HCN Save the East Bay Hills Trees sm1) The Hills Conservation Network (HCN) is raising funds to take legal action. They are a registered charity, a 501(c)3 organization, and have been fighting this battle from the start. They have a GoFundMe page where you can help by contributing toward the legal fund. Here’s the link: http://www.gofundme.com/SaveEastBayTrees

2) SaveEastBayHills has a website about this project saveeastbayhills.org where you can go to the ‘Take Action’ page to which details about what you can do to write to the decision makers to protest this project.  SaveEastBayHills is led by Nathan Winograd, who also cares about animals and has been a force in working for no-kill shelters.

Treespirit fundraiser to save east bay trees sm3) TreeSpirit Project is working to get the word out, because most people still don’t know what’s about to happen. An informed public is going to be crucial to stopping this horrible project. They’re raising funds for publicity. Here’s a link to the page describing what’s happening, and a planned photo shoot. http://treespiritproject.com/sfbayclearcut/

They also have a GoFundMe fundraiser going on: http://www.gofundme.com/SFBayClearcut

TreeSpirit Project is the work of photographer Jack Gescheidt, who creates beautiful pictures of unclothed people (all volunteers) in forests to draw attention to the vulnerability of trees. (HERE’s an example from Sutro Forest.)

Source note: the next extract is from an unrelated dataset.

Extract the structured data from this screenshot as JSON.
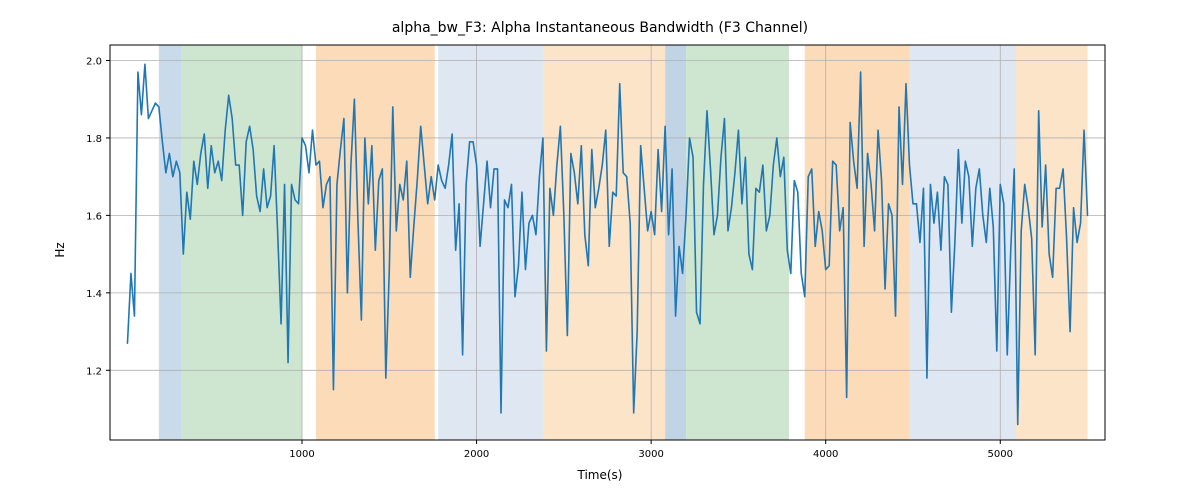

TreeSpirit Project has the support of Kevin Danaher of Global Exchange, who wrote on his Facebook page: “If people knew the huge numbers of trees to be killed, they’d not stand for it, and so the numbers are not revealed, nor discussed. Several citizens groups, including my friend Jack Gescheidt’s TreeSpirit Project, have uncovered and now disseminate these mind-boggling numbers. We kindly urge you to, also!”


There isn’t much time to save these trees; felling is planned to start this fall. It’s a disaster in the making, and all based on an unreasonable prejudice against eucalyptus and a large number of myths that have been propagated.  Please do what you can:
1) Make a contribution as you can to the HCN legal fund and the TreeSpirit Project publicity fund;
2) Write to the decision-makers listed HERE, protesting the project: http://www.saveeastbayhills.org/take-action.html
Thank you to all our readers for their involvement. Without your help, thousands of trees would already be felled.
[Webmaster: This article has been updated to correct some information.]